J’écarquille les yeux.

– Attends, c’est toi qui dis ça ? Tu es pire que moi avec les chiens. Tu les détestes !

– On n’a qu’à déménager. Une ferme, tu ne veux pas ? A Tours. J’ai un oncle et des cousins là-bas.

– Tu fais ton malin, mais quand le chien de Victor va te flairer dans l’ascenseur, on verra ta grimace, mon grand !

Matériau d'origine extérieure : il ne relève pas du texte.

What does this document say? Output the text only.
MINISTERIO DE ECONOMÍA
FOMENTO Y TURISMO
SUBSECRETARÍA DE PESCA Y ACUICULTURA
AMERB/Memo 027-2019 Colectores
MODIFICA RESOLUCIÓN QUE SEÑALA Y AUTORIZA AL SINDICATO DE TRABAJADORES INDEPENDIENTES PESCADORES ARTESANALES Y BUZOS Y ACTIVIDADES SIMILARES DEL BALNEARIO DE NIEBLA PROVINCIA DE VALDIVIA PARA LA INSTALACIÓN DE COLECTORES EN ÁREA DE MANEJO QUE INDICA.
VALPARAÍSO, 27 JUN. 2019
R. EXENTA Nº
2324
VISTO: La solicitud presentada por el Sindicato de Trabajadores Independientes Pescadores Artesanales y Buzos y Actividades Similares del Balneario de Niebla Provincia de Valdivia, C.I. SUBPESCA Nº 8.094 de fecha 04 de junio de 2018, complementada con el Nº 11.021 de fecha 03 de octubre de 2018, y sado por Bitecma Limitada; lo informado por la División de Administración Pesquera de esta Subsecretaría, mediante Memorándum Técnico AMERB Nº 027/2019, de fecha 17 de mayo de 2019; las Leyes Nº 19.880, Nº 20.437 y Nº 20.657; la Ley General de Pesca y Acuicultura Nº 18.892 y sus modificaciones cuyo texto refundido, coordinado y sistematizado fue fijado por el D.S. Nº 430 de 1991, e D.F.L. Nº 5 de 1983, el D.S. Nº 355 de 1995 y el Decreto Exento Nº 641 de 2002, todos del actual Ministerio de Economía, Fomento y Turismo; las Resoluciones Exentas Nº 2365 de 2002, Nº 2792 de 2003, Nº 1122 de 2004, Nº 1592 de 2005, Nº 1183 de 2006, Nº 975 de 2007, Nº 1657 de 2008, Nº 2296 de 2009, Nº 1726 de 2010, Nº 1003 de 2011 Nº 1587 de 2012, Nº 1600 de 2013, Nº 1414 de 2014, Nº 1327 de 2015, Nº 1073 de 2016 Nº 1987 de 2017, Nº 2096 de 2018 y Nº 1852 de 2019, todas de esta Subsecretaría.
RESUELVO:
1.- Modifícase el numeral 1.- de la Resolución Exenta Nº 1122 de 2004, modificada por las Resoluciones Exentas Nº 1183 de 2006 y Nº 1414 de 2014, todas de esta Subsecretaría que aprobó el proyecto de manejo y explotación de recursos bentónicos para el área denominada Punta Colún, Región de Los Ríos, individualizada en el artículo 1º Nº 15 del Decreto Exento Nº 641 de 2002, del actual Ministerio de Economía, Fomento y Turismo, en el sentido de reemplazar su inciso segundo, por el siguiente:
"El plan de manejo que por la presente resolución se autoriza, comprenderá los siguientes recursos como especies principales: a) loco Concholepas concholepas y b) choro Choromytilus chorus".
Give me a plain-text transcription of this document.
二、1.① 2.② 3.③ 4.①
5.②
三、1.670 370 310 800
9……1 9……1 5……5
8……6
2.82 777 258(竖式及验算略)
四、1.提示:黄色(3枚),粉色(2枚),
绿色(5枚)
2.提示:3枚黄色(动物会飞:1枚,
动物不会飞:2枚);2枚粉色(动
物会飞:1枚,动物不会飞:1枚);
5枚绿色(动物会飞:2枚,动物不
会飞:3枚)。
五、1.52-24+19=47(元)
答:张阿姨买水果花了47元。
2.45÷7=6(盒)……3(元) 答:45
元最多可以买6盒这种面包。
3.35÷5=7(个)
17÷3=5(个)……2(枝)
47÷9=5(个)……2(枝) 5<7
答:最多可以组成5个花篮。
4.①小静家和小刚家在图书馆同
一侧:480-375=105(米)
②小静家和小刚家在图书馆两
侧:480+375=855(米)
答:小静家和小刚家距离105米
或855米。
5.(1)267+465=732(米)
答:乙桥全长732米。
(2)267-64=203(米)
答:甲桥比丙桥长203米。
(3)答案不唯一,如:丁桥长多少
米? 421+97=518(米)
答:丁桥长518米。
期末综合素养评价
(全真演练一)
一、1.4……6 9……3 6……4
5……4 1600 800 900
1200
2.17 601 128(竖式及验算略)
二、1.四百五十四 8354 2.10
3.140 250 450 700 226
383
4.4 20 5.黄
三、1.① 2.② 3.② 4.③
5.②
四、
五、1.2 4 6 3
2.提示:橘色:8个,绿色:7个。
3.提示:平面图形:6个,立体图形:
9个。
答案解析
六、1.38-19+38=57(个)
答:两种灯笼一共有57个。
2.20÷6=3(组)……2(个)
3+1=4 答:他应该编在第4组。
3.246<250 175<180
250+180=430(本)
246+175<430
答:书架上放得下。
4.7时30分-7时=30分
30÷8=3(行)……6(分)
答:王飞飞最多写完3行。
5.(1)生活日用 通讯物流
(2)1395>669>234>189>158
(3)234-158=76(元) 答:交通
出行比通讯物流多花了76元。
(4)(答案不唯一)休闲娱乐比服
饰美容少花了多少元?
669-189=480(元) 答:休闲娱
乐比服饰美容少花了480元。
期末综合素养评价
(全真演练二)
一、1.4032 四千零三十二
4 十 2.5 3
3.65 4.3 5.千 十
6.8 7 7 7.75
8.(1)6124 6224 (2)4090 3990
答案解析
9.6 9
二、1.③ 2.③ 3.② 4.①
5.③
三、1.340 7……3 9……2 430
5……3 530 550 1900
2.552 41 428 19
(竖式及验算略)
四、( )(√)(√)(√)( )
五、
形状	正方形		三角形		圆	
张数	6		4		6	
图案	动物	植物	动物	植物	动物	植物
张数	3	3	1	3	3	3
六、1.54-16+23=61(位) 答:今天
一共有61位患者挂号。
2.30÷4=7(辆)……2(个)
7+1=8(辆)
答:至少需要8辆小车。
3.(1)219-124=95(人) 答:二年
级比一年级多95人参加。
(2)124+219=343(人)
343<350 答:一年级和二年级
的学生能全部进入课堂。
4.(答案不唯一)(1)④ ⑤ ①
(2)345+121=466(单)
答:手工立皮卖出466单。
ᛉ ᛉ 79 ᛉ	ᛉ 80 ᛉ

Le lendemain matin, ses idées n’ont pas changé. Je débouche dans la cuisine tout alu, ouverte sur le salon, en train de me limer les ongles. Je m’approche du bar, le visage entièrement couvert d’un masque vert menthe, avec des rondelles de concombre. Je le revois mastiquer avec nonchalance sa tartine. Il jette un coup d’œil sur un emballage. Un breuvage de régime qui me concerne. Turbo slim à effet immédiat. Six gélules par jour, deux par repas. Aguara, citron, thé vert, vitamine C3, B, Zinc. Thermolipase évidemment.

– Tiens, j’ai vu que tu as mis un nouveau bibelot sur le guéridon de l’entrée. C’est mignon, mais c’est le troisième en huit jours…

Il hoche la tête. J’attrape mon pichet de lait zéro pour cent, tout en réfléchissant à où j’ai mis mon téléphone.

– C’est quoi, Paul ?

– C’est mon éléphant de bronze. Il vient d’Abidjan.

– Ah bon… Et alors ? Pour te rappeler ton accident ? Tu ne crois pas qu’il n’y a pas assez de poussière comme ça ?

Silence.

– Oh ! Excuse-moi, mon chéri.

Il faut éviter de lui parler de son accident. Il baisse la tête, je lui cajole les cheveux comme s’il était un enfant. Il est drôle. Il me paraît désinvolte et lunaire, vulnérable.

– C’est rien. Il est en bronze. C’est solide, le bronze.

– Je me doute.

Je marque une pause. Il semble heureux de penser à son éléphant.

– L’autre jour, tu es revenu de la brocante avec un râteau de faneur. Et tu te souviens de la lampe à huile qui était déglinguée ? Tu t’es fait avoir !

– Tu manges bien du pain d’épeautre, toi.

– Mais toi aussi, tu l’as adopté, mon pain…

Il se moque de mes lubies alimentaires. Je le toise de toute ma hauteur. Mon masque de concombre ne semble nullement le gêner, bien au contraire. Il m’a dit un jour qu’il avait l’impression de s’adresser à un sorcier. C’était agréable, comme remarque, ironisai-je. Il me parle avec des mimiques enfantines, et je l’écoute. Je commence ma cérémonie du vernis à ongles, cruciale pour moi.

– Ton jardin d’hiver est trop petit, Diana…

– Où veux-tu en venir ?

– J’ai envie de déménager. Ça ne te dirait pas de vendre l’appartement ?

– Vendre l’appart ? Pour acheter quoi ?

– Acheter une maison. On quitterait Paris. On pourrait même avoir des tomates.

Je tombe des nues. Ma main qui n’est pas encore vernie se crispe sur l’emballage. Quel discours naïf, hors des réalités. Mais son air implorant fait son office. J’encaisse, confite dans mon luxe. Il ne m’a jamais parlé jardinage. Et mon côté pimpesouée ne l’a jamais dérangé. Eviter le poulet à la dioxine, je ne suis pas contre. Toutes ces saletés. Mais de toute manière, tout ce qui sort de terre est suspect. La terre est suspecte et l’air aussi. Et puis, j’aime mon appartement. Je le scrute. Paul devient étrange.

– Je veux une maison, tu sais, Diana…

Trois mois se sont écoulés. Je sors de la voiture. La longère a un charme fou. Le crépuscule irradie l’horizon, le firmament est de braise, il poudroie ce qui ressemble tout là-bas à un velours gazonné, où fusionnent dans la vapeur verte des étincelles cramoisies. Les collines boisées s’étendent, entre Langeais et Chinon. On aperçoit le clocher d’une abbaye. L’air sent bon. Azay-le-Rideau n’est pas loin, avec son château à mille facettes qui se reflète dans un bras de l’Indre, ses restaurants en tuffeau blanc, ses maisons aux corniches et frontons délicats, chargés d’histoire. Le fantôme d’une princesse rejoint son échauguette. Je me prends à rêver. C’est la Touraine, avec sa douceur et ses grands ciels d’élégance. Paris est derrière moi.